The other answer lies in the company’s patent filings. A patent approved earlier this year outlined how Spotify aims to use its proprietary tech to convert audio from users’ microphones into metadata points like emotional state, gender, age, accent, or even how many people you’re with, in order to serve you “better” (emphasis mine) music recommendations. The Spotify app already gives you the option to enable this always-on assistant for your phone, but Car Thing will bring four mics into your car, the place Americans most frequently listen to music outside of home. As The Verge reports, there is a digital setting to disable the microphone, though a built-in privacy switch appears to be lacking. Voice data will also be shared with advertising partners and, according to Spotify’s privacy policy, used to “comply with legal obligations and law enforcement requests” should the need arise.

With Car Thing, Spotify is making a bet that you will sacrifice your privacy for the sake of convenience.
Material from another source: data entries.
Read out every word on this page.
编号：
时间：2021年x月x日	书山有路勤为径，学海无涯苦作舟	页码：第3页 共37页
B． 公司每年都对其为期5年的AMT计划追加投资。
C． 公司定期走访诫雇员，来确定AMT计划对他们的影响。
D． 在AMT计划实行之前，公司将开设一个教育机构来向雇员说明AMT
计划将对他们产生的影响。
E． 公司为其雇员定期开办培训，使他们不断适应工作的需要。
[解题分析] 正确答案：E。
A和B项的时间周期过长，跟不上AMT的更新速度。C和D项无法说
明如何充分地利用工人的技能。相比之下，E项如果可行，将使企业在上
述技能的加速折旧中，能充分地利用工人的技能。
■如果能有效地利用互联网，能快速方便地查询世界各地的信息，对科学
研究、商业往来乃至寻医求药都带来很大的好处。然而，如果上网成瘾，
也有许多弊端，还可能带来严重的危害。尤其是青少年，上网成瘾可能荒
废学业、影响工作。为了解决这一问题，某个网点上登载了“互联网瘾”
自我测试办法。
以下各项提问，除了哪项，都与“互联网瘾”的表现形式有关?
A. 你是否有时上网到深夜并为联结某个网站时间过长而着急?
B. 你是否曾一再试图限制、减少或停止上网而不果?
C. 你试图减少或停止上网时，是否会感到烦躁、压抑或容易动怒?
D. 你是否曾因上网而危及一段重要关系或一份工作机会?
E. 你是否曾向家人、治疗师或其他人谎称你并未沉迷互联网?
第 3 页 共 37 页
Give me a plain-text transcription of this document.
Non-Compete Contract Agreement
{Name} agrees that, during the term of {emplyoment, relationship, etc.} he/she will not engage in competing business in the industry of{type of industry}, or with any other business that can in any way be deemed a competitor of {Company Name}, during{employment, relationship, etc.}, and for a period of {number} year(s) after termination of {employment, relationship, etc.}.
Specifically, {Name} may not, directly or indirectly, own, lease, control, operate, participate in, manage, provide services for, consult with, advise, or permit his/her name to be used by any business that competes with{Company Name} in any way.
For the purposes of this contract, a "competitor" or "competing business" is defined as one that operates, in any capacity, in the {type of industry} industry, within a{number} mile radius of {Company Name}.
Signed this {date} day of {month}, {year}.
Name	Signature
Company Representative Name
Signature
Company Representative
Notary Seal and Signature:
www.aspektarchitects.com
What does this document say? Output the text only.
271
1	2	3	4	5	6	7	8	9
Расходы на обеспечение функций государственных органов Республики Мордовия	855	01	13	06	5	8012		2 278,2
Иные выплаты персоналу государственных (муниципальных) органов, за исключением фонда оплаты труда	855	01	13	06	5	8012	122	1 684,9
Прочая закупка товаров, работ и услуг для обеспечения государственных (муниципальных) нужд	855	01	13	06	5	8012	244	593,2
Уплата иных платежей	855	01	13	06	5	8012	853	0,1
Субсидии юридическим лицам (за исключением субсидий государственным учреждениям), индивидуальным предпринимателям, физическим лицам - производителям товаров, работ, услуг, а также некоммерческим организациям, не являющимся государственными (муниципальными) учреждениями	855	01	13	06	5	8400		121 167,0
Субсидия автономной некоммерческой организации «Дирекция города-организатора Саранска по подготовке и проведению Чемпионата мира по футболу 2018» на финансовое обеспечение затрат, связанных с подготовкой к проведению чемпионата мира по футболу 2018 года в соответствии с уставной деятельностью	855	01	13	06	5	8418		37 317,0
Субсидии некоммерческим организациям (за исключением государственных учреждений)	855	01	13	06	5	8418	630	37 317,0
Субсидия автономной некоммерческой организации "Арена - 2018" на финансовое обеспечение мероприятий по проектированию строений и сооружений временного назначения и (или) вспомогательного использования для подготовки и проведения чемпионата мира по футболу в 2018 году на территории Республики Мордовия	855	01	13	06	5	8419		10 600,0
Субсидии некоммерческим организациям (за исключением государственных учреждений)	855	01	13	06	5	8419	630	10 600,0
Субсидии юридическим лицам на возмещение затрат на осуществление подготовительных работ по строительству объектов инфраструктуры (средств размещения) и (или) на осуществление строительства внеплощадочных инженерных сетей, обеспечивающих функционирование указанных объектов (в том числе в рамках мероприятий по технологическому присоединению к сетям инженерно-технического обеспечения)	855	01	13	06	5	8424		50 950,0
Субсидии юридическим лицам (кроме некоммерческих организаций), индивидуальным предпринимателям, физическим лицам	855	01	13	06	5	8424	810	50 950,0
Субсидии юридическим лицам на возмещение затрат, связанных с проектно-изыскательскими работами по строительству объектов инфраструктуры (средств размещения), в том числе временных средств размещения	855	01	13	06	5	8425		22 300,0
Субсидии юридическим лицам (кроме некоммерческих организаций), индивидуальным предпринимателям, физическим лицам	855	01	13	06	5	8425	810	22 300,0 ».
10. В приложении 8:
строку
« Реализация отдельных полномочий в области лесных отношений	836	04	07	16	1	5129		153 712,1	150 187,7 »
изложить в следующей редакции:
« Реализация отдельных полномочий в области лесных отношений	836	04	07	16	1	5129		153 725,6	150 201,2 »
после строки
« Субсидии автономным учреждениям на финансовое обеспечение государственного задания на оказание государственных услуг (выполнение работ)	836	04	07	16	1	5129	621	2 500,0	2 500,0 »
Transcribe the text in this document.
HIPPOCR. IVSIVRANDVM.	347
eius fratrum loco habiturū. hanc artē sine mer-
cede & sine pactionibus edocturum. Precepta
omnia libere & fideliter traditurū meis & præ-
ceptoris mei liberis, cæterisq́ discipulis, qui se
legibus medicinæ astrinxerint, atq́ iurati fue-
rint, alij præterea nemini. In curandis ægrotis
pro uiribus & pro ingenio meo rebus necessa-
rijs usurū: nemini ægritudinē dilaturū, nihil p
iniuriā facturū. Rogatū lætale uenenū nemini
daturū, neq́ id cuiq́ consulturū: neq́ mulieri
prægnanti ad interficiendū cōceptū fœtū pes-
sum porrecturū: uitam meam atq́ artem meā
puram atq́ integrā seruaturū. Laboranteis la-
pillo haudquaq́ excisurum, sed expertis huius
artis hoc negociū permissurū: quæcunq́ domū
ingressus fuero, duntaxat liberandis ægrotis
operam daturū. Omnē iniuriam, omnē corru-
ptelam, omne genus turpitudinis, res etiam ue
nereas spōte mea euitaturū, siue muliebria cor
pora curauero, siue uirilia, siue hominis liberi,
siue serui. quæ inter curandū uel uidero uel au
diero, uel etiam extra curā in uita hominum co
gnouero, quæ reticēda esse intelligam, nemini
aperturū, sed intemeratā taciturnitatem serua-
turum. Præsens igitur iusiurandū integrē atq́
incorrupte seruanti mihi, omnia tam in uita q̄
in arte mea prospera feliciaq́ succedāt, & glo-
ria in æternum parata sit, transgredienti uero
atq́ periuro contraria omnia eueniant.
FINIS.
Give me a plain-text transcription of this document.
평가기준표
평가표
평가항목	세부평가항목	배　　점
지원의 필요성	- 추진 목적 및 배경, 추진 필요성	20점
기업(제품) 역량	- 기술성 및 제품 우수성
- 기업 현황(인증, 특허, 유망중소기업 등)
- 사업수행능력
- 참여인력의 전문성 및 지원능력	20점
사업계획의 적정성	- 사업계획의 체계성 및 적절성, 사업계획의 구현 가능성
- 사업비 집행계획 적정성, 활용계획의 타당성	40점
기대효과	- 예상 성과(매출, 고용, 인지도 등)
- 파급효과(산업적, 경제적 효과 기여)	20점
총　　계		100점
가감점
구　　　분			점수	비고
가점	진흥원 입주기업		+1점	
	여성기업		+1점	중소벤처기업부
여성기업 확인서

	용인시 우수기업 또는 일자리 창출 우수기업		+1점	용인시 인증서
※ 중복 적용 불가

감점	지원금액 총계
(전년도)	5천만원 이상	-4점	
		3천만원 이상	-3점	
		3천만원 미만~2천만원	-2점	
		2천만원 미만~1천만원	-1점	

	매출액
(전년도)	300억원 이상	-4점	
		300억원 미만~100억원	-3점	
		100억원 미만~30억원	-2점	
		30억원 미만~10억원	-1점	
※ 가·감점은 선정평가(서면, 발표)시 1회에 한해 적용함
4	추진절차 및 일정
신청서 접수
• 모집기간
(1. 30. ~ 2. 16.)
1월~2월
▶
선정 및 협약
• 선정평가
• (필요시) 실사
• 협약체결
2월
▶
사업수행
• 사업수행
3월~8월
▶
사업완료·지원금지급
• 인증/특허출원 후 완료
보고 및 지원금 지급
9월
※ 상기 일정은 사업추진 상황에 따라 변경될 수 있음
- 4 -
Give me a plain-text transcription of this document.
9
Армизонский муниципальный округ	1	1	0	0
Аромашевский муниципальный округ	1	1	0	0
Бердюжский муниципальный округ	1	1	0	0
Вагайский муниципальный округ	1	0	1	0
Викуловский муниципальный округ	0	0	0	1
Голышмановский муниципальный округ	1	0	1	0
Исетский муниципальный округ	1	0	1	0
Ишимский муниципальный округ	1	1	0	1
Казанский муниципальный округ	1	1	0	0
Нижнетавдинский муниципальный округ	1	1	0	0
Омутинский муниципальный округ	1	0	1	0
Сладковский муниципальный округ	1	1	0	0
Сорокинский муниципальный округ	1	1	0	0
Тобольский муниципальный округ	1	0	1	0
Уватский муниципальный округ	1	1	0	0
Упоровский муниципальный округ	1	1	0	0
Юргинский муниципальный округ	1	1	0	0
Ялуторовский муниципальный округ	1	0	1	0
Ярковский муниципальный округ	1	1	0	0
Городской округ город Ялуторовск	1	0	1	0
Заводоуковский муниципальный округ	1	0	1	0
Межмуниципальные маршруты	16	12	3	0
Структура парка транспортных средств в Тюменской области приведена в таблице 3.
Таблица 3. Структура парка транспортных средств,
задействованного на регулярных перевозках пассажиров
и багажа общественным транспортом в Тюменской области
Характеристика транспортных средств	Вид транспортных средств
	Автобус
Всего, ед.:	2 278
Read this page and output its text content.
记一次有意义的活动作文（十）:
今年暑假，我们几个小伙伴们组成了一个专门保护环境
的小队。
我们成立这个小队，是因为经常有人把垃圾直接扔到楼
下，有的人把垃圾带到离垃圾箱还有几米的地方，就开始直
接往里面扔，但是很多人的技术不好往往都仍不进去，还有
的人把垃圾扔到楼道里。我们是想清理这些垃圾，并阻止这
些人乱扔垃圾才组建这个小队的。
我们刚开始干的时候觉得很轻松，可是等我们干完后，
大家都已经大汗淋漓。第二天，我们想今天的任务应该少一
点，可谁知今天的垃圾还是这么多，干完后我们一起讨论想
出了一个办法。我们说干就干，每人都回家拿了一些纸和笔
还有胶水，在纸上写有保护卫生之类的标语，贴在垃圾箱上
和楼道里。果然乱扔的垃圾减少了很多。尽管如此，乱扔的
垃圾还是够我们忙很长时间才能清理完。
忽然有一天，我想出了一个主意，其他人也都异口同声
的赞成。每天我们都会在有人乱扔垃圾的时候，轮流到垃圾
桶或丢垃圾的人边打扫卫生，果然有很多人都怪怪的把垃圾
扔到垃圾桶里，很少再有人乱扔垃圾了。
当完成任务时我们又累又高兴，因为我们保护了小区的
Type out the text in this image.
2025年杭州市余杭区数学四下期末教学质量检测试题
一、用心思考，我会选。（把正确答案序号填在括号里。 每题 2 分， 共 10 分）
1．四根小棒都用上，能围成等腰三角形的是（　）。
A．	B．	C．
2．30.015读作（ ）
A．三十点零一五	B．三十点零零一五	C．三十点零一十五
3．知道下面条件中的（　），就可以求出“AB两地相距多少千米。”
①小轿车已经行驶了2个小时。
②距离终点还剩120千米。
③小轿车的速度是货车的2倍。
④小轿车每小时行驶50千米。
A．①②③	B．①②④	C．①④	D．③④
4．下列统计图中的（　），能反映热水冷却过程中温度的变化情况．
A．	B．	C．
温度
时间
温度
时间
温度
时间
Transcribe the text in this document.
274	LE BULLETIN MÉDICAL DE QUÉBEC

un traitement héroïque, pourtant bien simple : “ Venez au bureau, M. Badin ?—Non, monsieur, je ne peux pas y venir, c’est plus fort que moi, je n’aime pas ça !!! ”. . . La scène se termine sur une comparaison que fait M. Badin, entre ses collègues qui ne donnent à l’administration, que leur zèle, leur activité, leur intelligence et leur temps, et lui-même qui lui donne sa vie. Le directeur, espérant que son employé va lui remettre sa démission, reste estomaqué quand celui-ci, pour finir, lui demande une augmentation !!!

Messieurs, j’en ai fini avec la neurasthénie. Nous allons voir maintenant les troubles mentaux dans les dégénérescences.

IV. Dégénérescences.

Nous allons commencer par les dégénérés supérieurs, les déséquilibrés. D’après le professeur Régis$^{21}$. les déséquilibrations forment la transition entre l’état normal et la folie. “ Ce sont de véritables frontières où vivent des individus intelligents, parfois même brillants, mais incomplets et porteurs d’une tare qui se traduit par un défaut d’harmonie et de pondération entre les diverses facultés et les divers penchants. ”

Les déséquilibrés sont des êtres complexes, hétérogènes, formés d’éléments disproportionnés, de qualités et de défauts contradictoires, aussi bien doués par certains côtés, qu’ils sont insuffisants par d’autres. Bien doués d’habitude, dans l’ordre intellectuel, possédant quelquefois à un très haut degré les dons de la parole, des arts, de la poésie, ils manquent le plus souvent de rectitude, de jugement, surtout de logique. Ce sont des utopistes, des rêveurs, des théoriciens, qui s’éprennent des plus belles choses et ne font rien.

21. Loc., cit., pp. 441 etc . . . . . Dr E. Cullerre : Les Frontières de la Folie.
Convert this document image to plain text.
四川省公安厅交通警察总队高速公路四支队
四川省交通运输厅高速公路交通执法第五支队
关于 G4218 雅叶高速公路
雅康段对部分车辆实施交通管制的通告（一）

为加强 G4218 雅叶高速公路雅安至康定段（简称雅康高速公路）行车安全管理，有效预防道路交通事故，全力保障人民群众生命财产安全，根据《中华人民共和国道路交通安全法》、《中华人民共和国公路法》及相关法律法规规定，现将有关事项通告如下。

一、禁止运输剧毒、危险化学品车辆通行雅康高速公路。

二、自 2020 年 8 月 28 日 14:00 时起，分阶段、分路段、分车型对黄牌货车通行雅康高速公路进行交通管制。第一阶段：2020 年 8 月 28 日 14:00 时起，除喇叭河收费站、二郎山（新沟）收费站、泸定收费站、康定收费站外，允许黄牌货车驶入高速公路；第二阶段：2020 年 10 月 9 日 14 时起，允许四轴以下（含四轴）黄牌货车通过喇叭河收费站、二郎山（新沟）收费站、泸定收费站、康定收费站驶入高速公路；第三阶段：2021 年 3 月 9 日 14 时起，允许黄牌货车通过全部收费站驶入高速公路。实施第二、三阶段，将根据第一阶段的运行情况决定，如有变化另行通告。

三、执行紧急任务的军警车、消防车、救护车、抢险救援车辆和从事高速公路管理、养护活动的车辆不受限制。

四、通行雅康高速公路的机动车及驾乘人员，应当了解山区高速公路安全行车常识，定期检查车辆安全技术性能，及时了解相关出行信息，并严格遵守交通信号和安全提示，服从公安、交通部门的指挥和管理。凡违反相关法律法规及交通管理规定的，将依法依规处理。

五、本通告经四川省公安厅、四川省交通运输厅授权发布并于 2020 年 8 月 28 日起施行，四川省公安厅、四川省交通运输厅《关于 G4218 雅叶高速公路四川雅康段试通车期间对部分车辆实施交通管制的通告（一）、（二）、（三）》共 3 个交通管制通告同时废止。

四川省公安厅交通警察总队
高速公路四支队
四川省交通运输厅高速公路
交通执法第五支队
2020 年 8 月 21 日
They’re also cribbing from the playbook Google and Amazon used with their Nest and Alexa smart speakers, respectively. In recent years, both companies have made liberal use of giveaways as an effective way to get them into more homes, including partnerships with Spotify. Now, Spotify itself is taking a similar route with this initial limited release, acclimating users to the concept of Car Thing with the promise of a free unit. But nothing in life is truly free, is it?